Herald Journal, Feb. 13, 2006
Metro calling proposed for Lester Prairie
By Dave Cox
Gerald Wassmund of Lester Prairie is not satisfied with his local phone service.
He would like to see Lester Prairie join the more than two million telephone users in the Twin Cities area that have metro calling service.
Metro phone service would allow people in Lester Prairie to call people in other parts of the metro calling area without paying a long distance charge.
Wassmund is the sponsor of a petition to take the question to the next level.
“Some people I have talked to are very enthusiastic, and are helping to get more signatures,” Wassmund said.
He acknowledged that some people in the area who don’t make many calls are not in favor or the change, but said that other residents and businesses in the area seem to support the idea.
The Public Utilities Commission (PUC) requires signatures from 15 percent of the usage area in order to move forward.
In Lester Prairie, where just under 1,200 customers are served by the 395 exchange, this means that about 180 signatures are needed, according to Wassmund. “We are shooting for 200 or 220, in case some signatures are disqualified,” Wassmund commented.
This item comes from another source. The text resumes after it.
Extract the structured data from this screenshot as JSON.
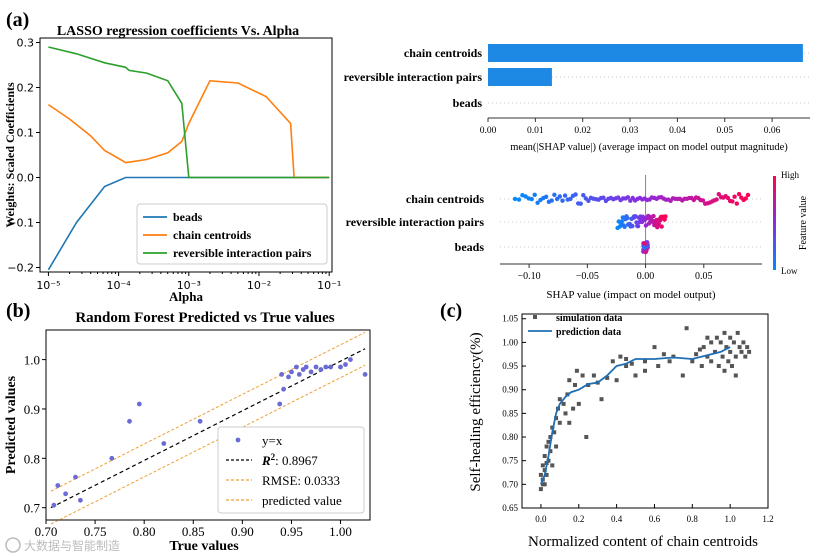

Persons signing the petition must be customers in the petitioning exchange. Only one signature per household or business is permitted.
If enough residents sign the petition, it will be forwarded to the PUC.
The PUC would verify the signatures, and then ask Sprint to come up with a price to provide the service, Wassmund said.
Phone companies cannot make a profit from the arrangement, but can request that their costs be covered by the rate increase.
Wassmund said that many people have asked how the change would affect their local phone bills.
The actual increase for Lester Prairie would be determined by the local phone company and approved by the PUC.
Other local cities that have recently approved metro phone service include Winsted and Howard Lake.
Howard Lake, which has Sprint as a service provider, has had metro phone service since December 2003.
The rate increase would be different for residential accounts than for business accounts.
The base rate in Howard Lake increased by $10.24 per line for residential service, and $20.50 per line for business service.
In Winsted, service is provided by TDS Telecom.
Winsted has had metro phone service since February 2005.
Rates increased by $13.55 for residential flat rate service, and $21.75 per line for business flat rate service.
If the PUC approves the rate increase, it will send ballots to each entity that has a phone number with a 395 prefix.
The ballots will explain what the rate increase would be, and voters can approve or reject the extended service.
If the change is approved, the phone company would have up to one year to implement the service.
If the majority of voters approves the rate changes, everyone with a 395 phone number prefix will be affected by the increase.
The entire process can take up to two years, according to Wassmund.
If the majority of voters are opposed to the change, the exchange cannot initiate a new petition for two years.